The author stopped adding additional material to the Blog once it was felt that most, if not all, concerns, challenges and issues facing the Kashmiri society are cataloged in the Blog. There are over 1900 entries in the Blog and most commentaries include short biographical sketches of authors to bring readers close to the essence of Kashmir. Unfortunately, the 8-year assessment also indicates that neither Kashmiri civil society, nor intellectuals or political leadership have any inclination or enthusiasm in pursuing issues that do not coincide with their vested political agendas. What it means for the future of Kashmiri children and their children is unfathomable. But the evidence is all laid out.

This Blog is a reality check on Kashmir. It is a historical record of how Kashmir lost its way.

Vijay Sazawal, Ph.D.

Friday, July 18, 2008

Another Good Reason why Kashmir Needs to Enact Environmental Protection Laws

Dairy plant spells doom to Cheshmashahi's ecology

Ishfaq Mir

Srinagar: Establishment of dairy plant at Cheshmashahi may have boosted the milk production in the Valley but the ecology of the area is severely getting damaged, sources said.

The renovation of the dairy plant at the picturesque location of Cheshmashahi by the then Chief Minister Mufti Muhammad Syed resulted in the commercialization of production of milk in the Valley but at the same time the environment of this famous tourist resort has come under serious ecological threat.

The location of this industrial unit in an ecologically sensitive area, the effluents and the residues that come from the processing technology each milk drop undergoes before it reaches the market has damaged the ecology of the area.

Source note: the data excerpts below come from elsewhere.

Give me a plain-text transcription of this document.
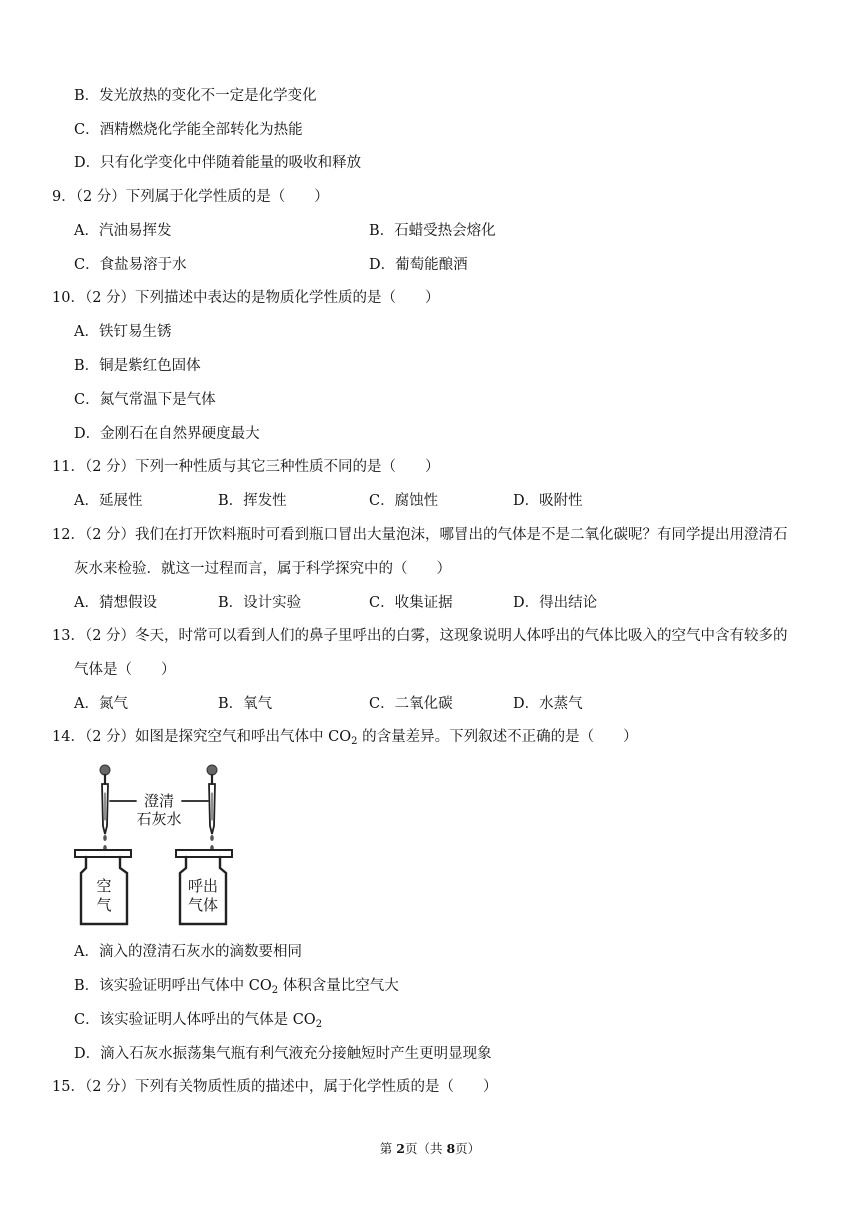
B．发光放热的变化不一定是化学变化
C．酒精燃烧化学能全部转化为热能
D．只有化学变化中伴随着能量的吸收和释放
9．（2 分）下列属于化学性质的是（　　）
A．汽油易挥发	B．石蜡受热会熔化
C．食盐易溶于水	D．葡萄能酿酒
10．（2 分）下列描述中表达的是物质化学性质的是（　　）
A．铁钉易生锈
B．铜是紫红色固体
C．氮气常温下是气体
D．金刚石在自然界硬度最大
11．（2 分）下列一种性质与其它三种性质不同的是（　　）
A．延展性	B．挥发性	C．腐蚀性	D．吸附性
12．（2 分）我们在打开饮料瓶时可看到瓶口冒出大量泡沫，哪冒出的气体是不是二氧化碳呢？有同学提出用澄清石
灰水来检验．就这一过程而言，属于科学探究中的（　　）
A．猜想假设	B．设计实验	C．收集证据	D．得出结论
13．（2 分）冬天，时常可以看到人们的鼻子里呼出的白雾，这现象说明人体呼出的气体比吸入的空气中含有较多的
气体是（　　）
A．氮气	B．氧气	C．二氧化碳	D．水蒸气
14．（2 分）如图是探究空气和呼出气体中 $CO_2$ 的含量差异。下列叙述不正确的是（　　）
澄清
石灰水
空
气
呼出
气体
A．滴入的澄清石灰水的滴数要相同
B．该实验证明呼出气体中 $CO_2$ 体积含量比空气大
C．该实验证明人体呼出的气体是 $CO_2$
D．滴入石灰水振荡集气瓶有利气液充分接触短时产生更明显现象
15．（2 分）下列有关物质性质的描述中，属于化学性质的是（　　）
第 2页（共 8页）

"We wonder how the government permitted the setting up of a dairy plant in this place which in no way is meant for any industrial activity. Nobody is monitoring the effects of this plant on the environment of the area. Had it been a private one, the owner would have been sacked," said the locals of Cheshmashahi.

The Effluent Treatment Plant (ETP) is outdated, which allows the effluents (solid waste) to escape easily. Sources said that the residues are dumped into the inner forest areas of Cheshmashahi. "The residues of the milk production plants are extremely poisonous for the plants as well as animals. A small amount of the residue can destroy the ecology of 100 hectare green forest area within a week," said Mass Media Officer, Directorate of Ecology and Remote Sensing, Gurcharan Singh.

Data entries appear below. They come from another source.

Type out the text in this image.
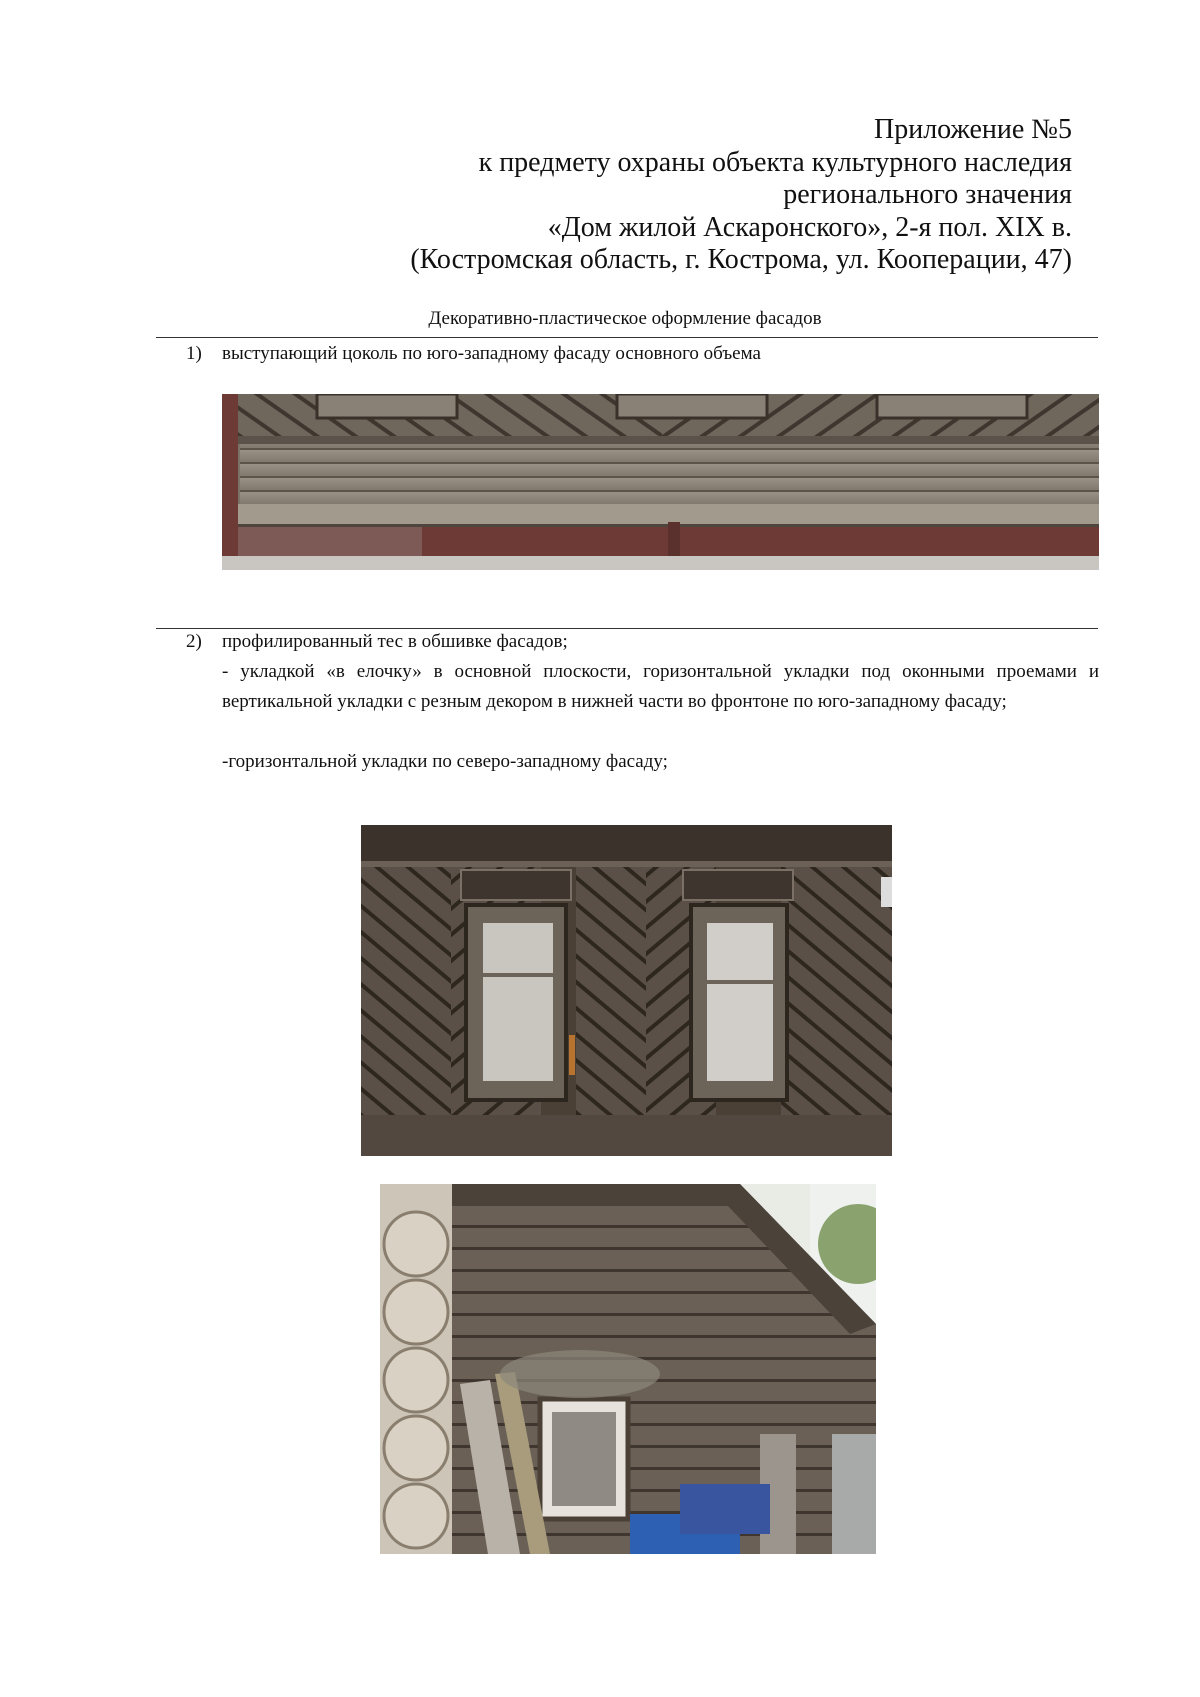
Приложение №5
к предмету охраны объекта культурного наследия
регионального значения
«Дом жилой Аскаронского», 2-я пол. XIX в.
(Костромская область, г. Кострома, ул. Кооперации, 47)
Декоративно-пластическое оформление фасадов
1)	выступающий цоколь по юго-западному фасаду основного объема
2)	профилированный тес в обшивке фасадов;
- укладкой «в елочку» в основной плоскости, горизонтальной укладки под оконными проемами и вертикальной укладки с резным декором в нижней части во фронтоне по юго-западному фасаду;
-горизонтальной укладки по северо-западному фасаду;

While State Pollution Control Board (SPCB) categorises the milk production plants into the 'red' category, the plant lacks the modern electric boilers which is much hazardous, experts say. "There is a categorization, according to which the different industrial set ups are put into three categories, red, yellow and orange. The milk plants are placed into the red zone. But it is not to be confused that it is dangerous enough. It is because a milk producing plant is sensitive enough in terms of the sewage it produces as it deals with food for humans," said SPCB Chairman, Mian Javed.

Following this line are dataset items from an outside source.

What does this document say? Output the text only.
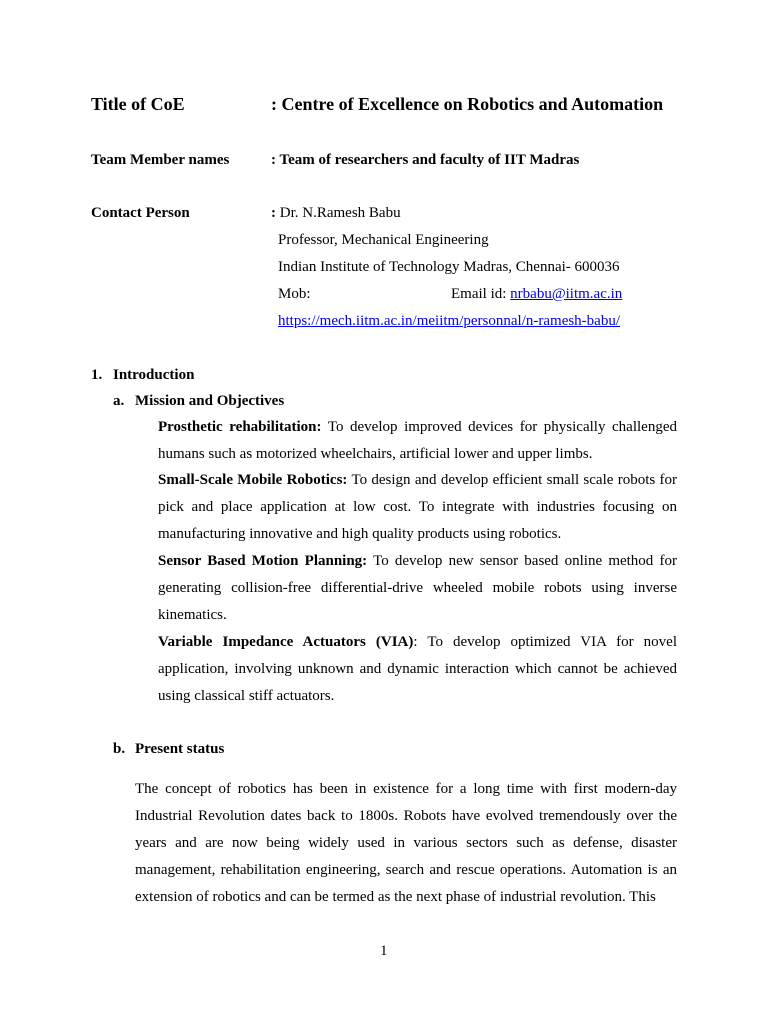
Title of CoE	: Centre of Excellence on Robotics and Automation
Team Member names	: Team of researchers and faculty of IIT Madras
Contact Person	: Dr. N.Ramesh Babu
Professor, Mechanical Engineering
Indian Institute of Technology Madras, Chennai- 600036
Mob:	Email id: nrbabu@iitm.ac.in
https://mech.iitm.ac.in/meiitm/personnal/n-ramesh-babu/
1. Introduction
a. Mission and Objectives
Prosthetic rehabilitation: To develop improved devices for physically challenged humans such as motorized wheelchairs, artificial lower and upper limbs.
Small-Scale Mobile Robotics: To design and develop efficient small scale robots for pick and place application at low cost. To integrate with industries focusing on manufacturing innovative and high quality products using robotics.
Sensor Based Motion Planning: To develop new sensor based online method for generating collision-free differential-drive wheeled mobile robots using inverse kinematics.
Variable Impedance Actuators (VIA): To develop optimized VIA for novel application, involving unknown and dynamic interaction which cannot be achieved using classical stiff actuators.
b. Present status
The concept of robotics has been in existence for a long time with first modern-day Industrial Revolution dates back to 1800s. Robots have evolved tremendously over the years and are now being widely used in various sectors such as defense, disaster management, rehabilitation engineering, search and rescue operations. Automation is an extension of robotics and can be termed as the next phase of industrial revolution. This
1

"Wood is used to run the boilers of the milk plant. This is harmful in two ways. One is that it causes air pollution and the second is that the boilers are not efficient enough to make the residues harm free for the environment," an official of the milk plant said pleading anonymity. While the proposed 60,000 LPD dairy plant never saw the light of the day, the plant at Cheshmashahi processes 9,000 litres of milk daily and is being marketed under the brand name 'Snow Cap' by Gujarat Cooperative Milk Marketing Federation (GCMMF). The milk is being obtained from Anantnag, Budgam, Pulwama and Srinagar districts.